Search Engine sitemaps
Sitemaps (or otherwise known as Google sitemaps) provide a way of informing search engines of what pages exist within your site. This helps them to determine which pages should be being indexed rather than just relying on crawling through your site trying to find pages themselves. At time of writing, only the three of the major search engines were supporting the sitemap protocol.
Sitemap format
The sitemap will contain a xml section for each page that is present within the website. Each section will take the following format:
<url>
<loc>http://www.website.co.uk/a_page.html</loc>
<lastmod>2008-07-25T10:02:16+00:00</lastmod>
<changefreq>daily</changefreq>
<priority>1</priority>
</url>
Loc - This defines the page location.
lastmod - This defines when the page was last updated.

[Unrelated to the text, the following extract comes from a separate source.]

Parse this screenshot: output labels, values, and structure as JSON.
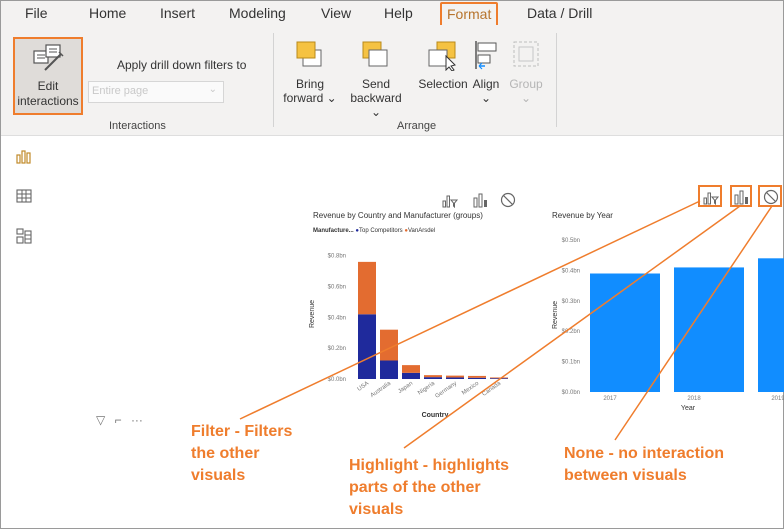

changefeq - This defines how often you expect the page to modified or updated.
priority - This value places a rank of importance of the page. Search engines will use it as advice but not an explicit instruction. Ranks can range from 0.1 through to 1.0 with 1.0 being most important.
It is important to ensure that all of the above <url> sections are surrounded by a set of urlset tags, for example:
<urlset>
<url>
<loc>http://www.website.co.uk/a_page.html</loc>
<lastmod>2008-07-25T10:02:16+00:00</lastmod>
<changefreq>daily</changefreq>
<priority>0.6</priority>
</url>
<url>
<loc>http://www.website.co.uk/another_page.html</loc>
<lastmod>2008-07-25T10:02:16+00:00</lastmod>
<changefreq>daily</changefreq>
<priority>0.5</priority>
</url>
</urlset>
For a full example, please feel free to look at Guidetotheweb.co.uk's search engine sitemap.
Generating Sitemaps
There are a number of ways to generate a sitemap for your website:
Hand Edited - You can create the file by hand using a tool such as Notepad or other text editor. This will allow you to ensure that the file has everything you wish but will provide to be timeconsuming.

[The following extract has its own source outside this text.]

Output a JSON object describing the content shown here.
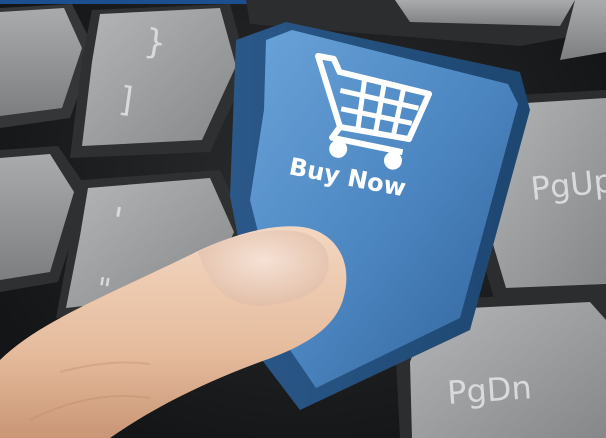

Googles Sitemap Generator - Google provide a tool which you can download and install on your server which allows for the generation of the sitemap files. However, it is quite a technical program involving you making changes to some configuration files and then runnig the file. You will also need Shell access to enable yourself access to the file and ensure that your server is running python. Not the easiest method for non-technical people.
Other automated tools - There are plenty of other tools available for you to use varying from seperate websites offering this functionality (for example, http://www.xml-sitemaps.com) through to plugins if you use specific CMS systems or blogging tools (such as Word Press).
Notifying the Search Engines
Once you have generated your sitemap, you will need to inform the engines that it exists and where it lives. There are a number of ways of achieving this. Firstly you could visit each search engine and explicitly tell them where the file is located however, there is a universal method which most search engines support. This involved making an amendment to the robots.txt file to notify search engines when they visit as to the location of your site map.
The robots.txt file will need to have the following line inserted into it:
Sitemap: http://www.yourwebsite.co.uk/sitemap.xml.gz
Make sure you leave a blank line both before and after the entry. You can either reference the standard sitemap.xml file or the Gzipped version (sitemap.xml.gz). You don't really need the sitemap.xml.gz file unless your site is very big with a lot of pages.